Writing personally

Memoir should show many sides of subject

On my first date with a woman back in 1990, she handed me a terrific books of essays titled “Against Joie de Vivre,” written by Phillip Lopate.

Eventually, she and I married, but later divorced.

Visiting her this year, I found the book sandwiched between her washer and dryer. It had curvature of the spine and was cankered with mildew. I write personal essays for pleasure, and I share Lopate’s droll doubts about the cultural obsession with living large. So I took the discovery of his book as a sign and attended his workshop on memoir and essay writing this summer in New York.

It’s not just the Chers and Bill Clintons writing memoirs these days. A Web site called “Creating a Personal Memoir of Your Coast Guard Service” provides evidence that increasing numbers of folks are trying to tell their stories.

Maybe you, too, are writing a memoir for your kids or grandkids a superb gift, I think. A barebones account of your life may be plenty. But most readers of memoir, Lopate said, want to look at the “deep grooves of character.”

A memoirist who wants a larger audience, he said, has to shine a light into his own shadows and “interrogate the cracks in his own sureness.”

“If you’re writing personally,” he said, “you have to view your life as problematic. If it’s not problematic, it won’t have drama.”

I like that. I’ve been fool enough in my time to crawl through a few barbed wire fences whose strands were very close together. For me, problematic is well no problem.

There were 18 of us at Lopate’s seminar. Our motives for writing were many.

One writer commemorated her lovable, mildly retarded aunt, whose stuffed tiger got a $400 repair at a doll hospital. Another shared the ripping grief of a husband’s accidental death while scuba diving.

For the last five years, I’d been writing a book about going back to spiritual ground after a long time away from religion. I submitted one piece to the class about a time not long ago when I acted badly. It was about two women and my divided heart, about hurt, betrayal, divorce and looking for a spiritual solution to pain.
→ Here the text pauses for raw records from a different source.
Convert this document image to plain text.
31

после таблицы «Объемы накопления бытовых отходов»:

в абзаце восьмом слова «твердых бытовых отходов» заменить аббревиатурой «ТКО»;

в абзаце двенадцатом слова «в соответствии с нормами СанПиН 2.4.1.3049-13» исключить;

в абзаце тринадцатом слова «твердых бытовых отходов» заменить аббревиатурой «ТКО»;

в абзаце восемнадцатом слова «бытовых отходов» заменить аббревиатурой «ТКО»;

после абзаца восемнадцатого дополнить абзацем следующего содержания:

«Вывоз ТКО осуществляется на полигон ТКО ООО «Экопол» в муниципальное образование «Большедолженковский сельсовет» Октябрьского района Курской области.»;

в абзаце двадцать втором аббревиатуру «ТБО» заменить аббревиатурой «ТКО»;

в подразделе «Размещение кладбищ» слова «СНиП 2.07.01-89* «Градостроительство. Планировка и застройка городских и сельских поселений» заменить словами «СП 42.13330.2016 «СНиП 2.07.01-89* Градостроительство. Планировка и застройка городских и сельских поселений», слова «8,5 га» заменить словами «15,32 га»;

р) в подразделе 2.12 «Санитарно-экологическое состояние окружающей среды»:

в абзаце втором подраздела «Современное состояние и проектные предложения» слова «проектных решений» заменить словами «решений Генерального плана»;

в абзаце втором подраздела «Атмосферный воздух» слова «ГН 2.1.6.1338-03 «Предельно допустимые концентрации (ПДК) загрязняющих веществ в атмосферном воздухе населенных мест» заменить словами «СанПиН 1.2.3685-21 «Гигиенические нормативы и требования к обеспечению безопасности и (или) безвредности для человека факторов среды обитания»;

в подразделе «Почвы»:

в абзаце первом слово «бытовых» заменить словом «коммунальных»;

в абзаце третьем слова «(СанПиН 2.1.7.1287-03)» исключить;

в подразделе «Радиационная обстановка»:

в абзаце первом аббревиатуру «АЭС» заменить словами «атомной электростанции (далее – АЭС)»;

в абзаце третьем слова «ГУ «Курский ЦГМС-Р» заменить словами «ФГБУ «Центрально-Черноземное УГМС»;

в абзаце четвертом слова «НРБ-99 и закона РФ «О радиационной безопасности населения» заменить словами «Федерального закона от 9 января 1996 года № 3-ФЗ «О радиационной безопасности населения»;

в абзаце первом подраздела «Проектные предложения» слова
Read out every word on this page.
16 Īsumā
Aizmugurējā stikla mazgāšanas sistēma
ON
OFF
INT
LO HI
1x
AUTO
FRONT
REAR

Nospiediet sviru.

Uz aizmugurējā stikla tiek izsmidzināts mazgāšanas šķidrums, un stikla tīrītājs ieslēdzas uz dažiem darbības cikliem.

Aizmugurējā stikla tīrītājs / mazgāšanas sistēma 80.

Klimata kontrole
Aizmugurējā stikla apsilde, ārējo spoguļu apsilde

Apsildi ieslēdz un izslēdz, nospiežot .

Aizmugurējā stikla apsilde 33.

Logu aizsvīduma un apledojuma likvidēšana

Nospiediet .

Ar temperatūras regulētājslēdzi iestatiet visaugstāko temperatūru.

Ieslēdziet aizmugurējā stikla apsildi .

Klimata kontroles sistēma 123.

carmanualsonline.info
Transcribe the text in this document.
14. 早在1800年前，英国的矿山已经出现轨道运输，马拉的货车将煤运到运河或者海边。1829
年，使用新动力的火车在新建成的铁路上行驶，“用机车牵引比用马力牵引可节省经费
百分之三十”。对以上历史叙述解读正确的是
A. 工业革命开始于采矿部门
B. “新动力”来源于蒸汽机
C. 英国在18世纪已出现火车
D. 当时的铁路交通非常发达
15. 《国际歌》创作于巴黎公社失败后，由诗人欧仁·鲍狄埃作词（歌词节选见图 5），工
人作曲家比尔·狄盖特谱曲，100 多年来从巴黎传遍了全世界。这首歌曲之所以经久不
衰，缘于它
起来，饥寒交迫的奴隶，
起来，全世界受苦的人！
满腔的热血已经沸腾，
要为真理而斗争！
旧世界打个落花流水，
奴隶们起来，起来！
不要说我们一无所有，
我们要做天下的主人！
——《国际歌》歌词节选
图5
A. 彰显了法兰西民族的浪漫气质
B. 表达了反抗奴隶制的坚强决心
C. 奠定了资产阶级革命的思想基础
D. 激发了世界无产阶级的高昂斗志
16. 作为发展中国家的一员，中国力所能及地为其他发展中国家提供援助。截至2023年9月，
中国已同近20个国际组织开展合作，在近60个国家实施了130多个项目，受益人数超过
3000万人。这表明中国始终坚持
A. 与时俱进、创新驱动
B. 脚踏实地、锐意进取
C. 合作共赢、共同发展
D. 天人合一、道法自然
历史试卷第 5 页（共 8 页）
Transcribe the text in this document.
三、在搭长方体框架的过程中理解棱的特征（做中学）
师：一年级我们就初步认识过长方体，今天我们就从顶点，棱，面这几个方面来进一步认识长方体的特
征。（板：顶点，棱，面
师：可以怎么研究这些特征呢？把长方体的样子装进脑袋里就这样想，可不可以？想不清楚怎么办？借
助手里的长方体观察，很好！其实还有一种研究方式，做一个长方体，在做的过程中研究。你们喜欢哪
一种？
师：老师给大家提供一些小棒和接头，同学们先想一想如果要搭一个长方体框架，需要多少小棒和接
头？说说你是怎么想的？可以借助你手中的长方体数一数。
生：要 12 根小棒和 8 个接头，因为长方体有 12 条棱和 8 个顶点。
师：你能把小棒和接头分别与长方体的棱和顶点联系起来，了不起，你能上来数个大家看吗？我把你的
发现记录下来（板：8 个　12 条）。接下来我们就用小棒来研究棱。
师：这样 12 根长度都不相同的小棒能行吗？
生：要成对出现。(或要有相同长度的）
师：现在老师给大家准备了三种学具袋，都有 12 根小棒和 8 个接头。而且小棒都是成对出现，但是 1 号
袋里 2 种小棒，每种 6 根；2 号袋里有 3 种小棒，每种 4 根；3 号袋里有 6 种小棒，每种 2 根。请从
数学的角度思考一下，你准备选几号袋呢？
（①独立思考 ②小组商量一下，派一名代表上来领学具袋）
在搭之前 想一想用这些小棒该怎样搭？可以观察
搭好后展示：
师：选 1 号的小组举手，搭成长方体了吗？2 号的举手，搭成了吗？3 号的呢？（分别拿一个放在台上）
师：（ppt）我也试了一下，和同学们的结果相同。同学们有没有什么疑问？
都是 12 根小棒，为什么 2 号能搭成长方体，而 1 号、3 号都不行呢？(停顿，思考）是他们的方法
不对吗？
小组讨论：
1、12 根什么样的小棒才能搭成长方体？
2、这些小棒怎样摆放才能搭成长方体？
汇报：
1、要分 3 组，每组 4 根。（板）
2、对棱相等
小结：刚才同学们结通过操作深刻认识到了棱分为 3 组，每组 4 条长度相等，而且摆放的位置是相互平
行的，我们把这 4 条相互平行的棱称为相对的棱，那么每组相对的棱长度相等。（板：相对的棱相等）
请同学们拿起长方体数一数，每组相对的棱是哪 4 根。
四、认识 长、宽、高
I twisted together several strands of myself in the piece the part that lost its moral bearings; the part that dissects what’s painful with the scalpel of intellect; the part that longs for the divine.

One classmate thought all of this more than problematic “monstrous” was the word she used.

Lopate said, “I don’t have any difficulty accepting Roger as a character. My standard of perfection is lower.”

Then he quipped, “But maybe Roger should call his book ‘Frankenstein Searches for God’.”

We all cracked up. Frankenstein the heady doctor and Frankenstein the rampaging manchild I’ve got both in me. But the word “monstrous” pained me. I asked Lopate, “How can a memoirist who acts badly make his shortcomings palatable?”

He said, “Help us see the monster in you more clearly.”

He advised I scrutinize what about me had repulsed one of the women in the triangle: “Be as honest as you can about yourself and as detailed as you can about the situations you’re describing.”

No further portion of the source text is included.